Mustafa Akıncı, president of the Turkish Republic of Northern Cyprus (KKTC), a breakaway state recognized only by Turkey, claimed on a live broadcast on Friday that people working for the Turkish president threatened him and tried to get him to abandon his candidacy in Sunday’s presidential election.
“They told me, ‘It would be better for you, your family and your loved ones if you weren’t a candidate’,” Akıncı said on a live broadcast on TV 2020, a local network.
The KKTC, founded after the Turkish army invaded the northern part of the island in 1974, is going to the polls on Sunday to elect a new president and vote on a constitutional amendment.
Akıncı repeated his claims later the same day, during a presidential debate, pointing to “operatives responsible for gathering intelligence for Turkey” as the source of the threat.
The Turkish Embassy in the KKTC denied Akıncı’s claims on Friday, saying the allegations are untrue and disconcerting. Its statement said the claims were born out of an ill-intentioned attitude toward Turkey.
During Friday’s debate, Akıncı accused the Turkish Embassy of acting like a campaign manager in the country’s elections.
“The ambassador works like an election ‘militant.’ His duty is to represent Turkey,” Akıncı said.
Akıncı had traded barbs with Turkish President Recep Tayyip Erdoğan in October 2019, when he spoke out against Turkey’s military offensive into predominantly Kurdish northern Syria.
“He should know his place. He is in office thanks to the Republic of Turkey,” Erdoğan said at the time.
“There is only one authority that decides how to get to this office: the Turkish Cypriot people,” Akıncı said in response.
Northern Cyprus made headlines after it decided to reopen Varosha, the abandoned southern quarter of the Cypriot city of Famagusta, to the public.
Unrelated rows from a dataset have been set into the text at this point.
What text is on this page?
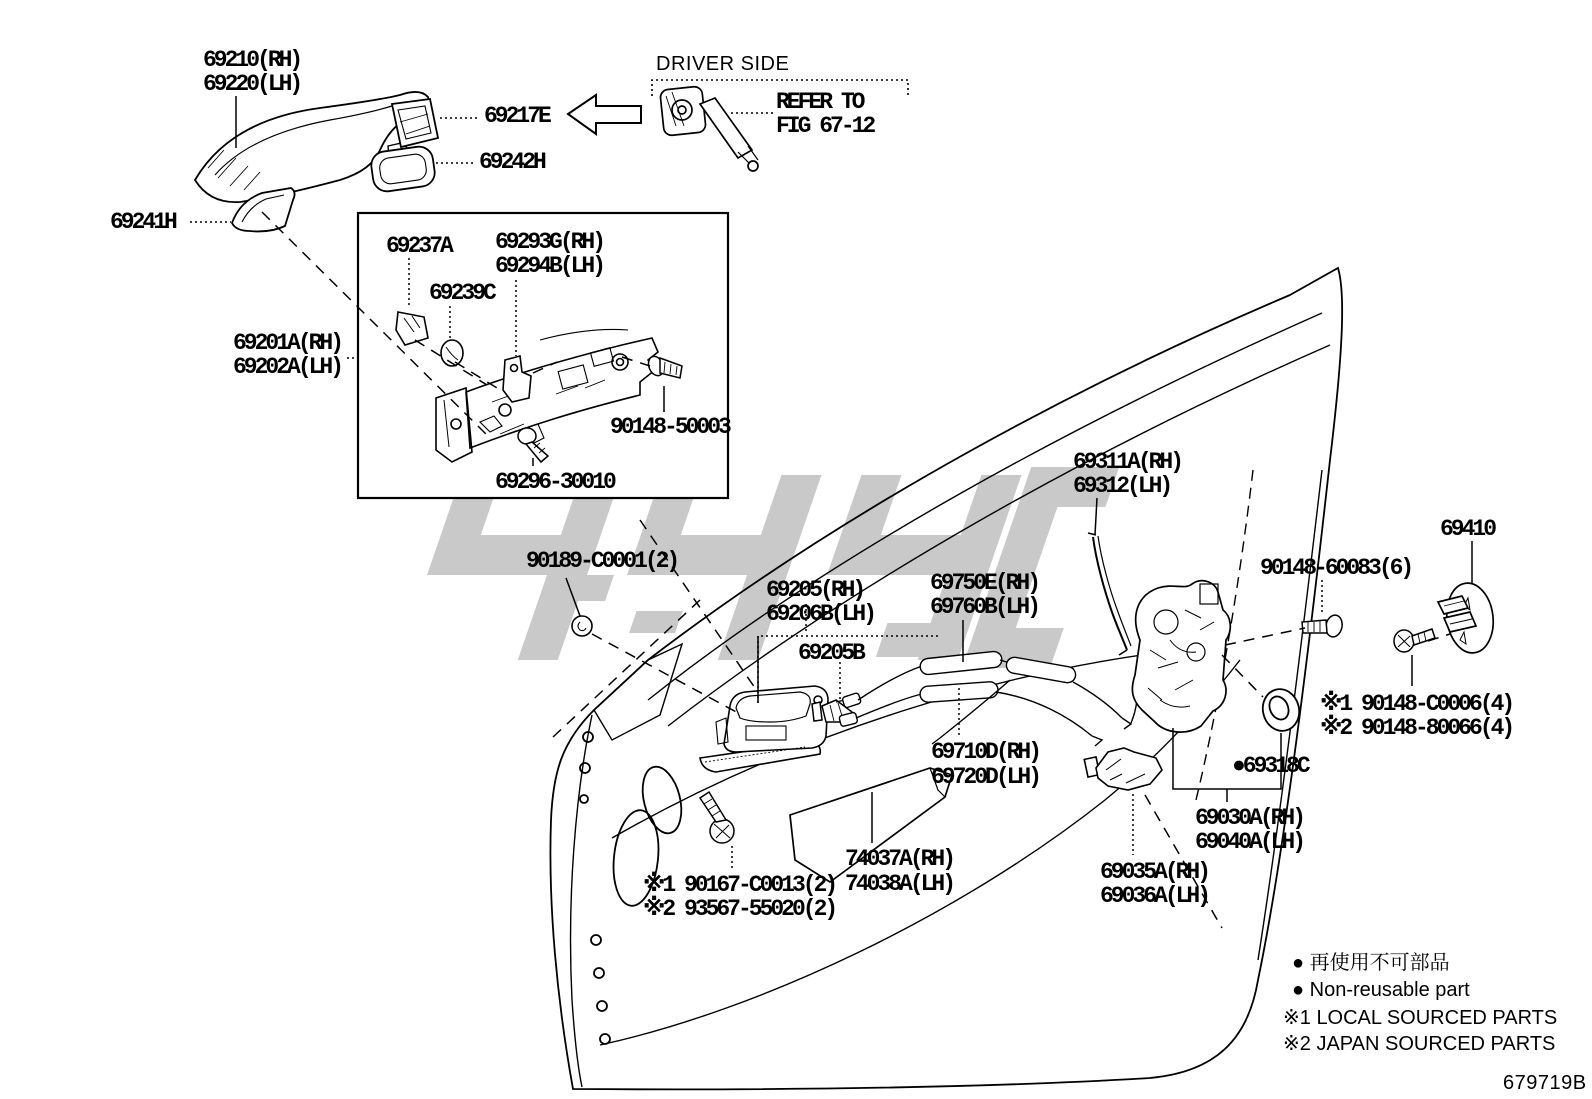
69210(RH)
69220(LH)
69217E
69242H
69241H
DRIVER SIDE
REFER TO
FIG 67-12
69237A 69293G(RH)
69294B(LH)
69239C
69201A(RH)
69202A(LH)
90148-50003
69296-30010
90189-C0001(2)
69205(RH)
69206B(LH)
69205B
69750E(RH)
69760B(LH)
69311A(RH)
69312(LH)
69410
90148-60083(6)
※1 90148-C0006(4)
※2 90148-80066(4)
●69318C
69030A(RH)
69040A(LH)
69035A(RH)
69036A(LH)
69710D(RH)
69720D(LH)
74037A(RH)
74038A(LH)
※1 90167-C0013(2)
※2 93567-55020(2)
● 再使用不可部品
● Non-reusable part
※1 LOCAL SOURCED PARTS
※2 JAPAN SOURCED PARTS
679719B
Varosha has been abandoned since Turkey took control of the town on August 13, 1974, at the end of a war between Greeks and Turks over the island. Located in the Cypriot city of Famagusta (Gazimağusa), Varosha was once a popular tourist resort. After being walled off by the Turkish army, it turned into a ghost town.
Using its guarantor rights to intervene, Turkey occupied northern Cyprus in 1974 in response to a brief Greek-initiated coup attempting to seize control of the island in a bid to unite it with Greece, a move that divided the island. Tens of thousands of Greek Cypriots fled south, while a smaller population of Turkish Cypriots living in southern Cyprus fled north intending to return when the situation had stabilized.
In 1984 a resolution by the United Nations called for the handover of Varosha to its control and prohibited any attempt to resettle the city by anyone other than its original inhabitants.
The decision to reopen the town, announced by Prime Minister Ersin Tatar, another presidential candidate, was welcomed by Turkey.
Tatar, who visited Ankara in September before the announcement, is seen by many as the candidate backed by Ankara in tomorrow’s election.